Faced with a $3.6 billion deficit, Walker lowered taxes — freezing property taxes and bringing down school property taxes. He also painted a realistic and honest budget picture for his constituents and pushed for painful but necessary reforms that cut collective bargaining rights for government unions and created more competition, like allowing private vendors to bid on health insurance contracts for school districts, which reduced costs.

Seventeen months later, Wisconsin is projected to have a $154 million surplus by the summer of 2013. And, the Wisconsin-based MacIver Institute reported that Walker’s reforms have saved taxpayers $1 billion.

In California, Gov. Brown, returning to the post he left in 1983, sided with unions from day one. Early on, he appointed a California Teachers Association lobbyist, Patricia Rucker, to the state Board of Education. He also presented Californians with an unrealistic budget that projected far more state revenue than what eventually came in.

Partially as a result of such budgeting gimmickry, the state’s projected $9 billion budget shortfall has ballooned to $17 billion.
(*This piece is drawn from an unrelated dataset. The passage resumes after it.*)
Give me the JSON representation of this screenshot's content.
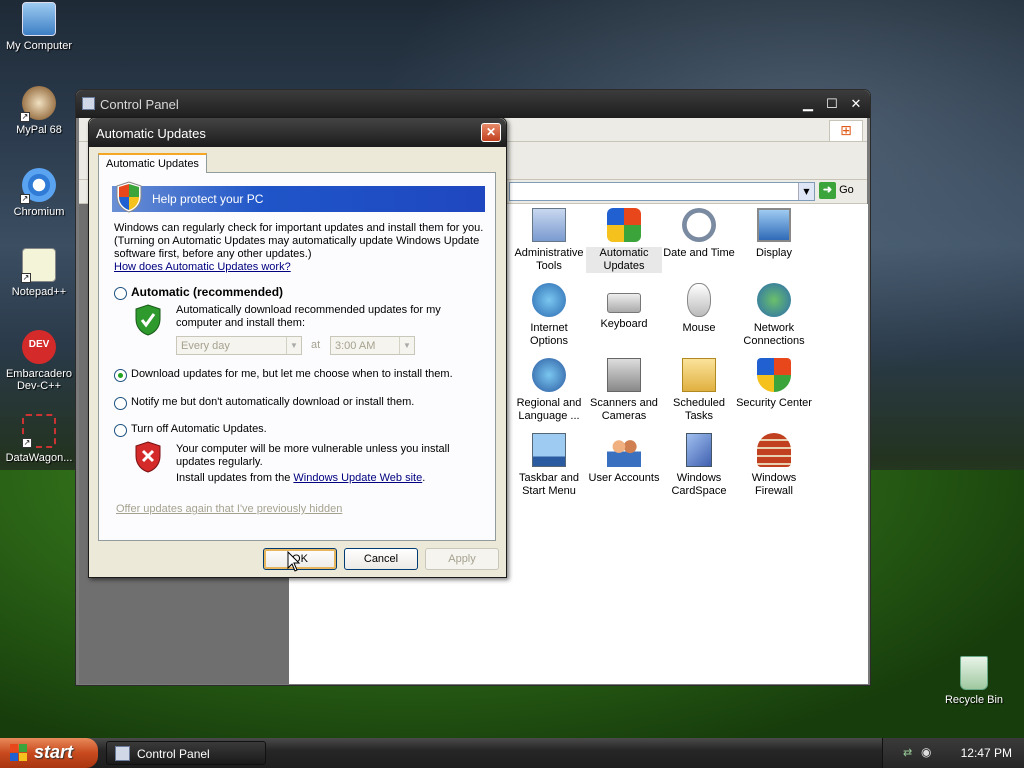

Brown’s plan to close the gap is to convince voters in November to inflict higher taxes on themselves, an approach blessed by unions. Should his tax increases pass, they would raise only about $8.5 billion, a far cry from the $17 billion needed to close the budget hole. And that means California will continue on the path of dysfunctional budgeting and sidestepping meaningful reform.
I predict the voters of California will reject Brown's tax hike. We're tired of throwing more and more of our money into an increasingly dysfunctional state government run by public employee unions. The reason the tax base is deteriorating in California is because the government has done everything it can to run small business out of the state. With ridiculous environmental policies and a stupidly high regulatory burdens the business climate is so unfriendly that companies that can are leaving. Those that can't are failing. Want more tax revenue? End the war on business.

No more new taxes for California's black hole of government.

1 comment:

Larry said...

When Obama was elected, Rush Limbaugh wrote a bipartisan stimulus proposal in the Wall Street Journal. Rush proposed that government policies be split in the same ratio as the 2008 election -a 53/46 split between liberal and conservative economic plans, and we could see which one works.

California and Wisconsin have accomplished the exact same thing.